The work spans from the creation of the world to the year 628 AH (1231 CE), providing a year-by-year account of the major events of Islamic history. Ibn al-Athir explicitly positioned Al-Kamil as a synthesis and improvement on al-Tabari's Tarikh — incorporating al-Tabari's material while extending the coverage by three centuries, adding information from regional and dynastic chronicles unavailable to al-Tabari, and presenting the narrative in a more fluent, connected style. Where al-Tabari reproduced competing isnads in full, Ibn al-Athir typically selects the most reliable account and presents it directly, making the text more accessible to general readers while sacrificing some of the source-critical granularity of the earlier work.
As a historian who lived through the Third Crusade, the fall of Jerusalem to Saladin in 583 AH, and the opening phase of the Mongol invasions, Ibn al-Athir's eyewitness and near-contemporary sections carry exceptional value. His account of the Crusader states, the Zengid and Ayyubid dynasties, and the early Mongol campaigns under Genghis Khan and his commanders is considered among the most important contemporary Arabic sources for these events. He describes the Mongol devastation of Transoxiana and Khurasan in terms of profound grief, calling it a catastrophe unparalleled since the creation of man.
Ibn al-Athir's methodology combined the annalistic year-by-year format inherited from al-Tabari with a concern for narrative coherence and geographical breadth. He drew on sources from across the Islamic world — Iraqi, Syrian, Egyptian, and Persian chronicles — and made a deliberate effort to include the histories of regions and dynasties that earlier Baghdad-centred historians had treated marginally. His coverage of the Fatimid caliphate, the Seljuk empire, the Spanish Umayyads, and the various Turkish principalities reflects this wider scope.

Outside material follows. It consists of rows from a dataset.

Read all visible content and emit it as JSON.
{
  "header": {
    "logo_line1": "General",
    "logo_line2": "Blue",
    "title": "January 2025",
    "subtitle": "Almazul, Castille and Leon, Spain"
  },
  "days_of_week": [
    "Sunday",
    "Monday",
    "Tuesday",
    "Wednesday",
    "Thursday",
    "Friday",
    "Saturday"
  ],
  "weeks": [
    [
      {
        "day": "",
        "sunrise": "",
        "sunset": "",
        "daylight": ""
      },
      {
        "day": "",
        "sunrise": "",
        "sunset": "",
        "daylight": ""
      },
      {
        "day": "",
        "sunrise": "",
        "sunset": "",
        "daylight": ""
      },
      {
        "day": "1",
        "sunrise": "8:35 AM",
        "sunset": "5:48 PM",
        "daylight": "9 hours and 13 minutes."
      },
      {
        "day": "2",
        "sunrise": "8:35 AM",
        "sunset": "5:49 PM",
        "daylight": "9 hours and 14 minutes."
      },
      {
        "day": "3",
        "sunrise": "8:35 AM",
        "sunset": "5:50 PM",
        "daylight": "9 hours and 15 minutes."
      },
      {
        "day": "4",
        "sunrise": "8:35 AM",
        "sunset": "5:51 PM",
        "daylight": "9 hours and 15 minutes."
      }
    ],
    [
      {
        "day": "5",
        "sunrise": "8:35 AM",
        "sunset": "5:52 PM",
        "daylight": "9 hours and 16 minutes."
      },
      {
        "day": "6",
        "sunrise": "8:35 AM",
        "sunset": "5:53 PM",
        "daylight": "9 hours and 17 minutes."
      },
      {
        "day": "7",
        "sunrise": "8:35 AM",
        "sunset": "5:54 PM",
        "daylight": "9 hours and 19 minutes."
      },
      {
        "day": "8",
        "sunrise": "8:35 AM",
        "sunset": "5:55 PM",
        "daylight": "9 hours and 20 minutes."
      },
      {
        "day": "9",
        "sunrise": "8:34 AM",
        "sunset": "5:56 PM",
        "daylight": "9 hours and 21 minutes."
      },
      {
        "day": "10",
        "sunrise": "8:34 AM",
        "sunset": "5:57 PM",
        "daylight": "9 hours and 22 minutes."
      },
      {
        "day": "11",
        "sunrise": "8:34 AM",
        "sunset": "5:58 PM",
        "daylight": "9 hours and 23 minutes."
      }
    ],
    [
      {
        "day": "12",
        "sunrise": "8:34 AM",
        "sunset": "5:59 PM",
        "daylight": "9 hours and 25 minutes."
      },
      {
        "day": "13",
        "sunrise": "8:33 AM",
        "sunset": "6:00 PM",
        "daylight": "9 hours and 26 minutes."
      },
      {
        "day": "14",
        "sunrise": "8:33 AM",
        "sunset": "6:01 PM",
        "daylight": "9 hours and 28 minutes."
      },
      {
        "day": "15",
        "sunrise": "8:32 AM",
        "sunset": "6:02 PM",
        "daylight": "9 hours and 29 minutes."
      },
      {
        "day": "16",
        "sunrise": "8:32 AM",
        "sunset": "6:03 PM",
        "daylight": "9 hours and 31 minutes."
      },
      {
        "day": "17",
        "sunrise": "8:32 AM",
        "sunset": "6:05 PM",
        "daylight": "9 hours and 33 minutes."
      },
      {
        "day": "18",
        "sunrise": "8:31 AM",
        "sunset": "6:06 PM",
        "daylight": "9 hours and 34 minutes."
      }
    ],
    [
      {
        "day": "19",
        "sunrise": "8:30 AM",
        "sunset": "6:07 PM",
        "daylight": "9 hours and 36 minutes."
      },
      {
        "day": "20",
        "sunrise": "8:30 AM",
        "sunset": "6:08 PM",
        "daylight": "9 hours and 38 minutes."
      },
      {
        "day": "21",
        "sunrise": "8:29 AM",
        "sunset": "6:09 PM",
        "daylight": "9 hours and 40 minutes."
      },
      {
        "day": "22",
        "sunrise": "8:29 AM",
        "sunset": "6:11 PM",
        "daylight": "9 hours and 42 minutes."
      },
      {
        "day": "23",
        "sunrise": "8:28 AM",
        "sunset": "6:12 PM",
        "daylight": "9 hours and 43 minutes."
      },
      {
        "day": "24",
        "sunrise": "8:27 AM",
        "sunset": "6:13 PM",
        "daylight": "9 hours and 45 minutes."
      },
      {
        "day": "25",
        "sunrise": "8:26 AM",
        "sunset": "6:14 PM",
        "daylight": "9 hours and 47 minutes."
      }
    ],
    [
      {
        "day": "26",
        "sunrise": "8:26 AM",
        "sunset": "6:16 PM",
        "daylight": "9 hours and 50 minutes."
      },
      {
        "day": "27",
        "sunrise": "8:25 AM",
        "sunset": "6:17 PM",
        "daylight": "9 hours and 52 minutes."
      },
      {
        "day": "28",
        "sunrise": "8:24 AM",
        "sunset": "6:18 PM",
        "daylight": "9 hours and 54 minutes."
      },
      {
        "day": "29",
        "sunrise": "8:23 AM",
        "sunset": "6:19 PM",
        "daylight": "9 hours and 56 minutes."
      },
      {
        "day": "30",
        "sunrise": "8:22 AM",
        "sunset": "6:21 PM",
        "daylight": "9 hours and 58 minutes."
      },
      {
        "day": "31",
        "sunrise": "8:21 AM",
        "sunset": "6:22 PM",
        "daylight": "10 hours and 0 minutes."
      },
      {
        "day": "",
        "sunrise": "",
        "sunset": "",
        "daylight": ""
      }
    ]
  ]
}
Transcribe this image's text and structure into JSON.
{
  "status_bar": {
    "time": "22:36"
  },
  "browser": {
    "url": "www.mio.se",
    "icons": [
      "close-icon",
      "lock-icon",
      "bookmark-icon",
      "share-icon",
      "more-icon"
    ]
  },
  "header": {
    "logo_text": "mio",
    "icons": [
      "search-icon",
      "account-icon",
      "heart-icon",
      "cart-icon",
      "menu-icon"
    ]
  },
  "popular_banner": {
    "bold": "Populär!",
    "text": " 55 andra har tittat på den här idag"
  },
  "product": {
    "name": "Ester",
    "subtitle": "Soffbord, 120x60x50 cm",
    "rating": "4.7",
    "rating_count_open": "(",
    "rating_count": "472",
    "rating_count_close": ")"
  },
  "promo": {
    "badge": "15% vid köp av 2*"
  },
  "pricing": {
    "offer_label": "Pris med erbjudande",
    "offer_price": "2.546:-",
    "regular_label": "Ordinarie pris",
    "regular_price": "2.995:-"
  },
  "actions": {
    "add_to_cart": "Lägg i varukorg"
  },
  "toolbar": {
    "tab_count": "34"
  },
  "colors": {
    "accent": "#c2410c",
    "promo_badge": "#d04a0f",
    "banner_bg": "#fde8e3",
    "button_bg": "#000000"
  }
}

Al-Kamil fit-Tarikh became one of the most copied and consulted historical works in the Islamic world. Ibn Khaldun, al-Maqrizi, and generations of Ottoman and Safavid historians drew on it extensively. The standard modern edition (Dar al-Kitab al-Arabi, Beirut) runs to thirteen volumes. Readers using Islam.wiki will find chapters organised by year (AH), with each section covering the major political, military, and scholarly events of that year alongside brief obituaries of notable scholars who died in it — a format that makes the work an invaluable reference for dating events and locating individuals within the flow of Islamic history.